= 1905 English football bribery scandal =

Sport scandal in England

The 1905 English football bribery scandal was an event of corruption that surfaced at the conclusion of the 1904–05 football season in England. It centred on the accusations that Manchester City player Billy Meredith had offered a rival player from Aston Villa a bribe to purposely lose their final league match of the season between the teams.

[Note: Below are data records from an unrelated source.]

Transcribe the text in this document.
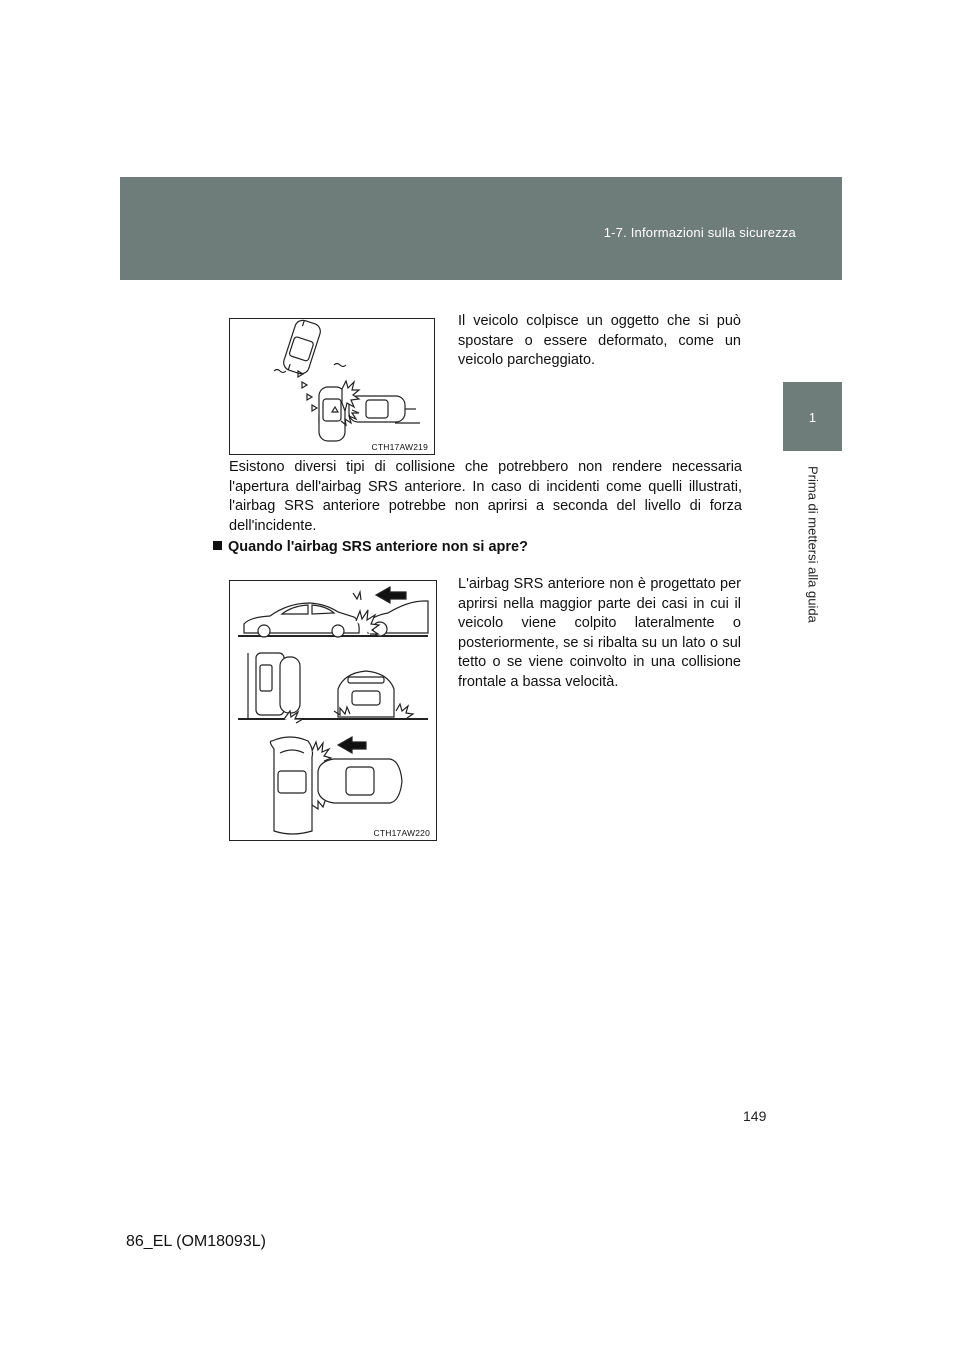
1-7. Informazioni sulla sicurezza
1
Prima di mettersi alla guida
CTH17AW219
Il veicolo colpisce un oggetto che si può spostare o essere deformato, come un veicolo parcheggiato.
Esistono diversi tipi di collisione che potrebbero non rendere necessaria l'apertura dell'airbag SRS anteriore. In caso di incidenti come quelli illustrati, l'airbag SRS anteriore potrebbe non aprirsi a seconda del livello di forza dell'incidente.
Quando l'airbag SRS anteriore non si apre?
CTH17AW220
L'airbag SRS anteriore non è progettato per aprirsi nella maggior parte dei casi in cui il veicolo viene colpito lateralmente o posteriormente, se si ribalta su un lato o sul tetto o se viene coinvolto in una collisione frontale a bassa velocità.
149
86_EL (OM18093L)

It resulted in the Manchester City manager (Tom Maley) and former chairman (W. Forrest) being banned from English football sine die, two directors (Allison and Davies) suspended for seven months, a further five directors dismissed, and a total of 17 players banned from ever playing for the club again. Among the players was Billy Meredith, who was banned from football for 18 months and transferred to City's local rivals Manchester United before the end of his ban.

==Key figures==
Billy Meredith had played for Manchester City since 1894. He was the key participant in the 1905 scandal, where he allegedly tried to bribe Alex Leake, a rival player with Aston Villa, a sum of £10 (worth over £1,090 in 2026 ) to throw the final match of the 1904–05 English football season (City were in contention for the title, while Villa had dropped out of the running). Aston Villa won the match 3–2. After losing the match and thus any hopes of winning the league, Manchester City player Sandy Turnbull physically fought with Alex Leake, and the resulting investigation into the violence revealed the bribery scandal, Leake turning Meredith in to The Football Association when asked about the incident; however, Meredith always pleaded innocence. Although no evidence was taken from Meredith, he was suspended for one year and fined. Manchester City refused to pay him, as they did not want to upset the Football Association, and Meredith retaliated by exposing Manchester City's illegal payments to their players of over £4 (which was the set wage given at the time). In his statement to the press, he said, "What was the secret of the success of the Manchester City team? In my opinion, the fact that the club put aside the rule that no player should receive more than four pounds a week... The team delivered the goods, the club paid for the goods delivered and both sides were satisfied" As a result, he claimed, "You approve of the severe punishment administered by the Commission AGAINST ME and state that the offence I committed at Aston Villa should have wiped me out of football forever. Why ME ALONE? when I was only the spokesman of others equally guilty" in a letter to the Athletic News.

After the Football Association looked into and verified Meredith's accusations of overpaying players, Manchester City's manager Tom Maley was suspended from football for life. Maley was pointed out by name by Meredith, who claimed that Maley ordered him to bribe Leake, also stating that corruption was common among Manchester City's administration.

==Aftermath==
As a result of the scandal at Manchester City, the club was forced to pay £900. 17 players were fined individually and were suspended until New Year's Day 1907. The Football Association also forced Manchester City to auction off all of their players at the Queen's Hotel in Manchester. Manchester United's manager, Ernest Mangnall, bought up many of the most talented players, including Billy Meredith (for £500), Herbert Burgess, Sandy Turnbull, and Jimmy Bannister. In fact, Meredith moved to Manchester United in May 1906, while still banned; he soon became the heart of the United team as they proceeded to win the 1907–08 championship. All of the Manchester City players' bans were lifted on 31 December 1906.